In Carrillo v. Empire Hotel Services LLC d/b/a Canopy by Hilton Jersey City Arts District et al, No. 2:22-CV-03273, 2023 WL 3993767 (D.N.J. June 14, 2023), the court denied defendant’s motion to dismiss plaintiff’s claims of hostile work environment sexual harassment asserted under Title VII of the Civil Rights Act of 1964 and the New Jersey Law Against Discrimination.
From the decision:
As an initial matter, for hostile work environment claims, “the harassing conduct need not be sexual in nature; rather, its defining characteristic is that the harassment occurs because of the victim’s sex.” Lehmann, 626 A.2d at 453. As such, Defendants’ argument that comments must contain explicit sexual innuendo to be considered in support of a hostile work environment claim, Mov. Br. 4, is of no moment. However, despite Defendants’ assertions, Carrillo’s allegations that Foster used the term “bitch” to describe her, commented on Carrillo’s body and appearance, commented on whether women wear clothes in the shower, approached Carrillo from behind, and inserted himself into small spaces with Carrillo, are sexual or sexist in nature. As such, Carrillo has pleaded facts to satisfy the first element of a hostile work environment claim: that she was harassed “because of [her] sex.” Moody, 870 F.3d at 214 (comments about plaintiff’s body establish that harassment occurred because of her sex); Lehmann, 626 A.2d at 454 (“When the harassing conduct is sexual or sexist in nature, the but-for element will automatically be satisfied. Thus when a plaintiff alleges that she has been subjected to sexual touchings or comments … she has established that the harassment occurred because of her sex.”).
Carrillo also sufficiently alleges that the discrimination was pervasive. Carrillo claims that Foster was “sexually inappropriate with Plaintiff almost immediately after she started,” that the harassment occurred “regularly,” and that the harassment persisted even after she asked Foster to stop.

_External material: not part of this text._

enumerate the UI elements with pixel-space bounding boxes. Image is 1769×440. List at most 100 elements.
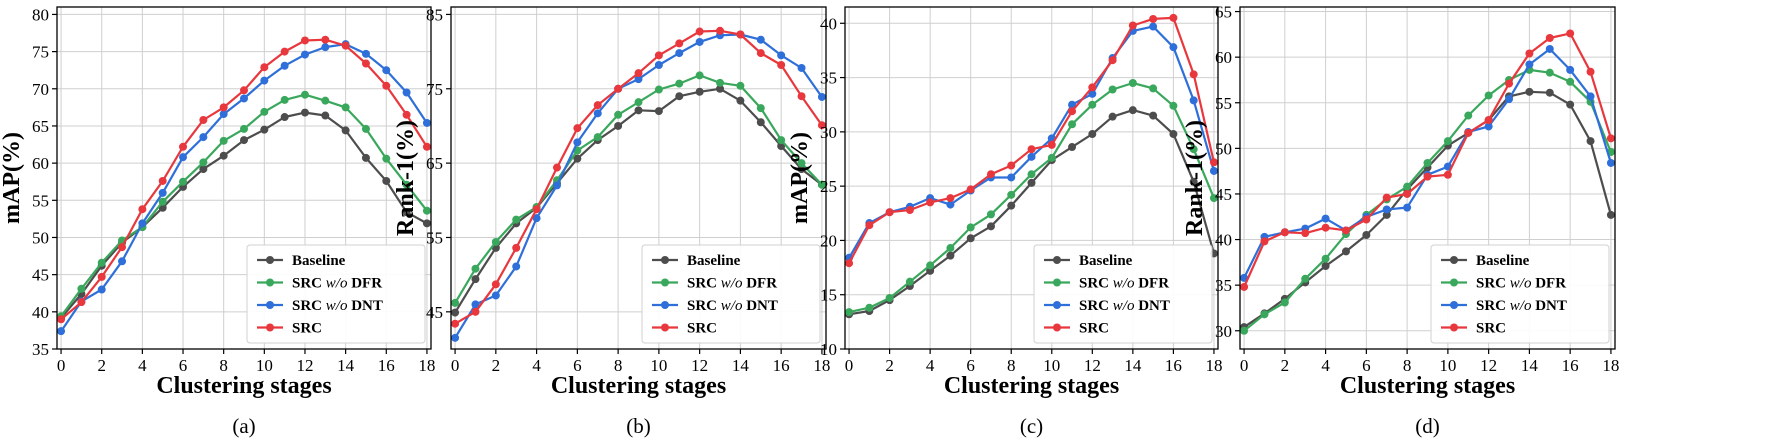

Compl. ¶¶ 18, 19, 27-28. The large number of specific comments alleged within the short timeframe of Carrillo’s employment also suggests pervasiveness. Compl. ¶¶ 19, 20, 23, 25, 26.

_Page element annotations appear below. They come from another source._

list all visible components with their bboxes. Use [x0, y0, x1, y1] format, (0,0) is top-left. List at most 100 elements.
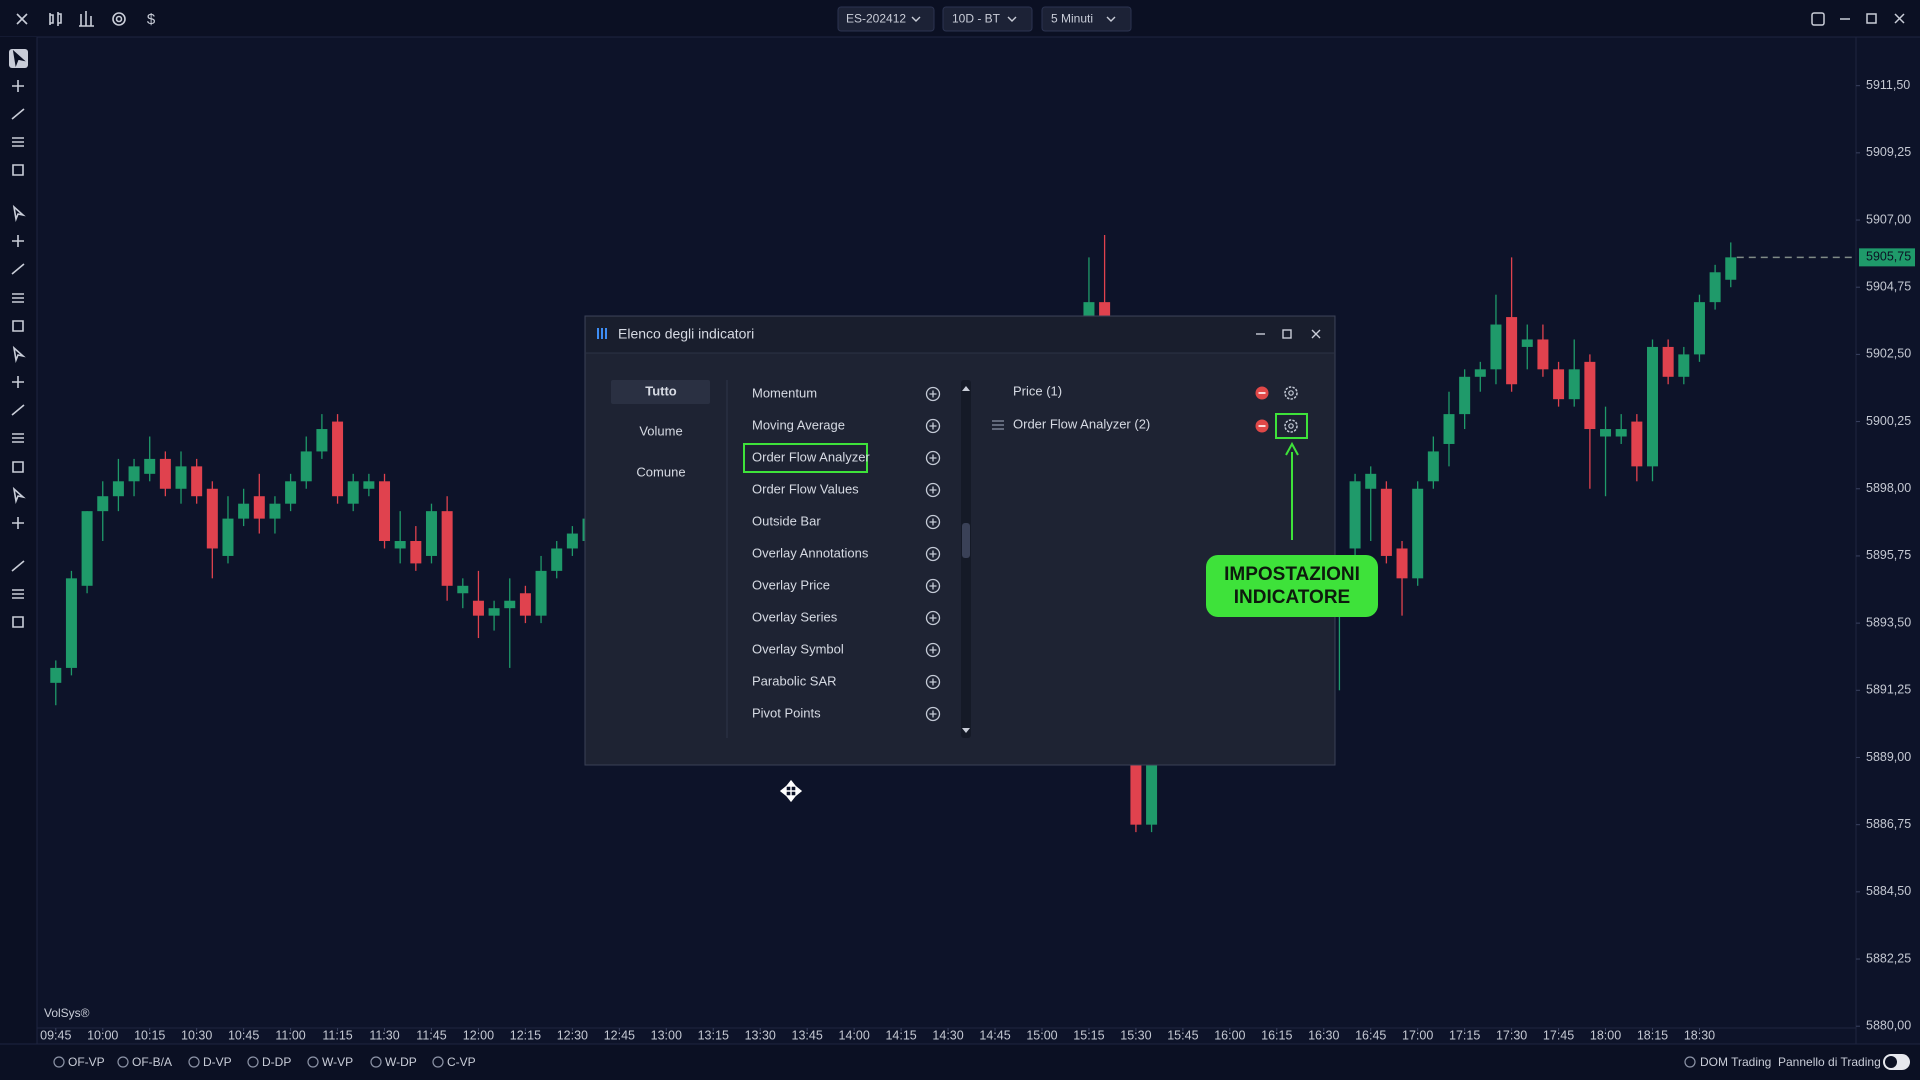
tool-icon[interactable] — [12, 137, 24, 147]
tab-label[interactable]: Tutto — [645, 383, 677, 398]
close-button[interactable] — [1894, 13, 1905, 24]
candle-body — [1412, 488, 1424, 579]
indicator-name[interactable]: Parabolic SAR — [752, 673, 837, 688]
candle-body — [1146, 727, 1158, 825]
add-plus — [929, 710, 937, 718]
y-tick-label: 5898,00 — [1866, 481, 1911, 495]
dom-label: DOM Trading — [1700, 1055, 1771, 1069]
settings-button[interactable] — [1284, 386, 1298, 400]
currency-button[interactable]: $ — [147, 11, 156, 28]
tool-icon[interactable] — [12, 589, 24, 599]
y-tick-label: 5909,25 — [1866, 145, 1911, 159]
tool-icon[interactable] — [12, 486, 26, 504]
candle-body — [535, 570, 547, 616]
close-icon[interactable] — [16, 13, 28, 25]
tool-icon[interactable] — [11, 263, 25, 275]
candle-body — [1521, 339, 1533, 347]
y-tick-label: 5907,00 — [1866, 212, 1911, 226]
study-radio[interactable] — [188, 1056, 200, 1068]
candle-body — [1459, 376, 1471, 415]
tab-label[interactable]: Volume — [639, 423, 682, 438]
y-tick-label: 5904,75 — [1866, 280, 1911, 294]
add-button[interactable] — [925, 642, 941, 658]
study-radio[interactable] — [117, 1056, 129, 1068]
indicator-name[interactable]: Moving Average — [752, 417, 845, 432]
tool-icon[interactable] — [12, 433, 24, 443]
active-indicator[interactable]: Order Flow Analyzer (2) — [1013, 416, 1150, 431]
drag-handle[interactable] — [992, 420, 1004, 430]
add-button[interactable] — [925, 610, 941, 626]
tool-icon[interactable] — [11, 108, 25, 120]
candle-body — [425, 511, 437, 556]
gear-icon[interactable] — [112, 12, 126, 26]
tool-icon[interactable] — [11, 404, 25, 416]
tool-icon[interactable] — [12, 461, 24, 473]
tool-icon[interactable] — [12, 235, 24, 247]
study-radio[interactable] — [307, 1056, 319, 1068]
tool-icon[interactable] — [12, 517, 24, 529]
add-plus — [929, 390, 937, 398]
study-label: W-VP — [322, 1055, 353, 1069]
indicator-name[interactable]: Pivot Points — [752, 705, 821, 720]
indicator-name[interactable]: Overlay Symbol — [752, 641, 844, 656]
scroll-track[interactable] — [961, 380, 971, 738]
tool-icon[interactable] — [12, 376, 24, 388]
indicator-name[interactable]: Overlay Price — [752, 577, 830, 592]
tool-icon[interactable] — [11, 560, 25, 572]
indicator-name[interactable]: Overlay Series — [752, 609, 838, 624]
tab-label[interactable]: Comune — [636, 464, 685, 479]
add-button[interactable] — [925, 706, 941, 722]
tool-icon[interactable] — [12, 345, 26, 363]
range-dropdown[interactable] — [942, 6, 1033, 32]
dialog-maximize[interactable] — [1282, 329, 1292, 339]
last-price-label: 5905,75 — [1866, 250, 1911, 264]
tool-icon[interactable] — [12, 204, 26, 222]
add-button[interactable] — [925, 386, 941, 402]
candle-body — [347, 481, 359, 504]
study-radio[interactable] — [247, 1056, 259, 1068]
indicator-name[interactable]: Outside Bar — [752, 513, 821, 528]
window-controls — [1811, 12, 1905, 26]
study-radio[interactable] — [370, 1056, 382, 1068]
add-button[interactable] — [925, 418, 941, 434]
dialog-close[interactable] — [1311, 329, 1321, 339]
candles-icon[interactable] — [49, 12, 62, 26]
scroll-thumb[interactable] — [962, 523, 970, 558]
settings-button[interactable] — [1284, 419, 1298, 433]
x-tick-label: 17:15 — [1449, 1028, 1480, 1042]
add-button[interactable] — [925, 546, 941, 562]
indicator-name[interactable]: Momentum — [752, 385, 817, 400]
add-button[interactable] — [925, 450, 941, 466]
active-indicator[interactable]: Price (1) — [1013, 383, 1062, 398]
indicator-name[interactable]: Overlay Annotations — [752, 545, 869, 560]
x-tick-label: 12:15 — [510, 1028, 541, 1042]
indicator-name[interactable]: Order Flow Analyzer — [752, 449, 870, 464]
bars-icon[interactable] — [79, 11, 94, 27]
candle-body — [128, 466, 140, 482]
indicator-name[interactable]: Order Flow Values — [752, 481, 859, 496]
maximize-button[interactable] — [1866, 13, 1877, 24]
x-tick-label: 13:45 — [792, 1028, 823, 1042]
layout-button[interactable] — [1811, 12, 1825, 26]
study-radio[interactable] — [53, 1056, 65, 1068]
tool-icon[interactable] — [12, 320, 24, 332]
y-tick-label: 5900,25 — [1866, 414, 1911, 428]
tool-icon[interactable] — [12, 293, 24, 303]
add-button[interactable] — [925, 514, 941, 530]
y-tick-label: 5882,25 — [1866, 951, 1911, 965]
tool-icon[interactable] — [12, 164, 24, 176]
x-tick-label: 10:30 — [181, 1028, 212, 1042]
symbol-dropdown[interactable] — [837, 6, 935, 32]
tool-icon[interactable] — [12, 80, 24, 92]
study-radio[interactable] — [432, 1056, 444, 1068]
candle-body — [1709, 272, 1721, 303]
tool-icon[interactable] — [12, 49, 26, 67]
tool-icon[interactable] — [12, 616, 24, 628]
add-button[interactable] — [925, 674, 941, 690]
x-tick-label: 17:00 — [1402, 1028, 1433, 1042]
interval-dropdown[interactable] — [1041, 6, 1132, 32]
add-button[interactable] — [925, 482, 941, 498]
add-button[interactable] — [925, 578, 941, 594]
candle-body — [566, 533, 578, 549]
dom-radio[interactable] — [1684, 1056, 1696, 1068]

Further, Carrillo alleges facts suggesting that Foster’s conduct not only detrimentally affected her, but would also detrimentally affect a reasonable person in like circumstances. Carrillo states that Foster’s comments on her body made her feel objectified and humiliated, Compl. ¶ 26, and that he made her feel trapped and at risk of being groped when he inserted himself into small spaces while she was working in them, Compl. ¶ 22. A reasonable person could also find that Foster’s comments on Carrillo’s body and his reference to her as a “bitch” were humiliating and offensive, respectively, and that his conduct was physically threatening to the extent he inserted himself into small spaces where she was working. See Harris v. Forklift Sys., Inc., 510 U.S. 17, 23 (1993) (factors to consider when reviewing the circumstances for a hostile work environment claim include the frequency of the discriminatory conduct; its severity; whether it is physically threatening or humiliating, or a mere offensive utterance; and whether it unreasonably interferes with an employee’s work performance).
The court also held that plaintiff sufficiently alleged “quid pro quo” sexual harassment
Foster is alleged to have made sexual advances towards Carrillo by, among other things, commenting on her body and appearance, approaching her from behind, and inserting himself into small spaces where she was working. Carrillo then rejected the unwanted advances by asking Foster to stop and by reporting the conduct to Empire’s Human Resources department. Carrillo then pleads that her rejection of Foster’s advances was used as the basis for her termination less than a month later.
Finally, the court held that plaintiff sufficiently alleged retaliation, noting, among other things, the close temporal proximity (one month) between plaintiff’s complaint to HR and her termination.